The deal, announced this morning (23 October), involves an offer of 71p a share from OSG Bidco, the acquisition vehicle. This is a 39.8% premium on the share price at the close of trading yesterday, and values Communisis at £153.8m.
OSG is headquartered in New Jersey and was acquired by private equity firm Aquiline Capital Partners in June 2017.
Its services include customer communications, billing and transactional services across digital and print channels and the highly-acquisitive business has made 17 acquisitions over the past five years, with seven buys so far in 2018. The firm expects to achieve pro-forma sales of $260m (£200m) this year, and EBITDA of around $64m.
OSG secured a $360m credit facility to fuel its acquisition plans in April.
Communisis chief executive Andy Blundell said: “OSG and their backers are intent on a growth strategy and their analysis of best-in-breed businesses for the next stage took them to Communisis. They made an approach in August and had done their homework.”
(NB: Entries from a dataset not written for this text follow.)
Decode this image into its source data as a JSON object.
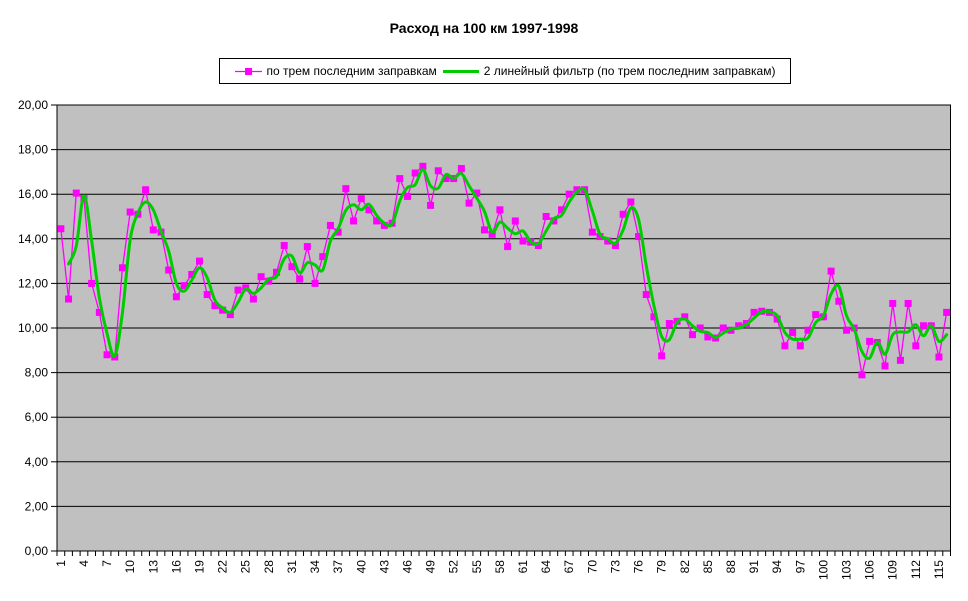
{
  "window": {
    "kind": "excel-style-chart-screenshot"
  },
  "chart_data": {
    "type": "line",
    "title": "Расход на 100 км 1997-1998",
    "xlabel": "",
    "ylabel": "",
    "ylim": [
      0,
      20
    ],
    "y_step": 2,
    "y_tick_labels": [
      "0,00",
      "2,00",
      "4,00",
      "6,00",
      "8,00",
      "10,00",
      "12,00",
      "14,00",
      "16,00",
      "18,00",
      "20,00"
    ],
    "x_tick_labels": [
      "1",
      "4",
      "7",
      "10",
      "13",
      "16",
      "19",
      "22",
      "25",
      "28",
      "31",
      "34",
      "37",
      "40",
      "43",
      "46",
      "49",
      "52",
      "55",
      "58",
      "61",
      "64",
      "67",
      "70",
      "73",
      "76",
      "79",
      "82",
      "85",
      "88",
      "91",
      "94",
      "97",
      "100",
      "103",
      "106",
      "109",
      "112",
      "115"
    ],
    "x_label_step": 3,
    "n_points": 116,
    "grid": "horizontal",
    "plot_bg": "#C0C0C0",
    "grid_color": "#000000",
    "axis_color": "#000000",
    "legend_position": "top",
    "series": [
      {
        "name": "по трем последним заправкам",
        "color": "#FF00FF",
        "marker": "square",
        "line_width": 1.3,
        "values": [
          14.45,
          11.3,
          16.05,
          15.8,
          12.0,
          10.7,
          8.8,
          8.7,
          12.7,
          15.2,
          15.1,
          16.2,
          14.4,
          14.3,
          12.6,
          11.4,
          11.9,
          12.4,
          13.0,
          11.5,
          11.0,
          10.8,
          10.6,
          11.7,
          11.8,
          11.3,
          12.3,
          12.1,
          12.5,
          13.7,
          12.75,
          12.2,
          13.65,
          12.0,
          13.2,
          14.6,
          14.3,
          16.25,
          14.8,
          15.8,
          15.3,
          14.8,
          14.6,
          14.7,
          16.7,
          15.9,
          16.95,
          17.25,
          15.5,
          17.05,
          16.7,
          16.7,
          17.15,
          15.6,
          16.05,
          14.4,
          14.2,
          15.3,
          13.65,
          14.8,
          13.9,
          13.85,
          13.7,
          15.0,
          14.8,
          15.3,
          16.0,
          16.2,
          16.2,
          14.3,
          14.1,
          13.9,
          13.7,
          15.1,
          15.65,
          14.1,
          11.5,
          10.5,
          8.75,
          10.2,
          10.3,
          10.5,
          9.7,
          10.0,
          9.6,
          9.55,
          10.0,
          9.9,
          10.1,
          10.2,
          10.7,
          10.75,
          10.7,
          10.4,
          9.2,
          9.8,
          9.2,
          9.9,
          10.6,
          10.5,
          12.55,
          11.2,
          9.9,
          10.0,
          7.9,
          9.4,
          9.35,
          8.3,
          11.1,
          8.55,
          11.1,
          9.2,
          10.1,
          10.1,
          8.7,
          10.7
        ]
      },
      {
        "name": "2 линейный фильтр (по трем последним заправкам)",
        "color": "#00CC00",
        "marker": "none",
        "line_width": 3,
        "derived": "moving_average",
        "period": 2,
        "smoothed": true
      }
    ]
  }
}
Blundell said the two firms were a good fit. “Digital technology is very important to our clients and we will now have access to a much richer array of technology. There’s a lot of synergy, and OSG sees a lot of value in Communisis and in the people and client relationships we’ve got.”
The offer has been recommended by the Communisis board, and has been given the green light by a number of large investors including major shareholder Richard Griffiths.
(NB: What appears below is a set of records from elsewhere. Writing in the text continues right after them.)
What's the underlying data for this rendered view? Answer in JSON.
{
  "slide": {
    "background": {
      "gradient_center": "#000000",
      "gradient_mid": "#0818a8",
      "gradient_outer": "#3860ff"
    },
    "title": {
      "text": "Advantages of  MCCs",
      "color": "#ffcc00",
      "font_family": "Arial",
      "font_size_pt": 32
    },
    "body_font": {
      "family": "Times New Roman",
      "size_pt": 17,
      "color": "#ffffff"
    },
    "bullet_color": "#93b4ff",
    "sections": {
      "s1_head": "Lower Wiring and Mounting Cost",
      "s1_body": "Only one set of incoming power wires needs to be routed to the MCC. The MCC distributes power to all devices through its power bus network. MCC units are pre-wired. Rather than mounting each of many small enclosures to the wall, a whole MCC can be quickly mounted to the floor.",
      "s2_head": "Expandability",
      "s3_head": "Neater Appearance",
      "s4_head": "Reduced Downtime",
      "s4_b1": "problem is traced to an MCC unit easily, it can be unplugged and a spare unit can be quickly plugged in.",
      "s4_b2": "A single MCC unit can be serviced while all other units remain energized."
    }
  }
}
OSG has already received irrevocable undertakings and letters of intent from Communisis shareholders accounting for 42.9% of the group’s shares.
Blundell also said there were “no concerns” about the firm’s pension scheme, which had a deficit of £32.4m at the half-year.
“OSG have been very professional about their commitment to the pension scheme and are very aware of the ongoing liabilities and making sure they meet them. There are no concerns on that front," he stated.
Communisis employs around 2,000 staff and had sales of £375.8m last year, so the aquirer will more than double in size through the deal.
In a statement, OSG chairman and chief executive Scott Bernstein said: "This is a significant development for our business and we believe that uniting Communisis and OSG will be an important step in building one of the largest and most competitive outsourced customer communications platforms serving businesses globally.”
The commentary attached to the offer document describes the Communisis Customer Experience division, which includes printing, as “the most directly complementary”.
It also stated that the Communisis Brand Deployment sourcing division has overlap with both Customer Experience and the broader OSG Group “and may require its own focused strategy as part of the enlarged group”
PrintWeek understands that Blundell will remain with the business, with OSG viewing the firm’s leadership and management teams as a key asset.
Blundell said the news was being communicated to employees and customers this morning.
A scheme document containing more details is likely to be published at the beginning of next month, and if the deal goes through as expected it could complete in December.
“It’s business as usual in the meantime. People are pretty excited that we will be part of a much bigger business, truly global and with access to a much bigger array of technology,” he added.
OSG said the Communisis name would be retained for at least 12 months, and, assuming the takeover goes ahead, the firm will be de-listed from the Stock Exchange and re-registered as a private company.
Communisis shares rose to 70.61p, just below the offer price, in early trading (52-week low: 47p, high: 73p).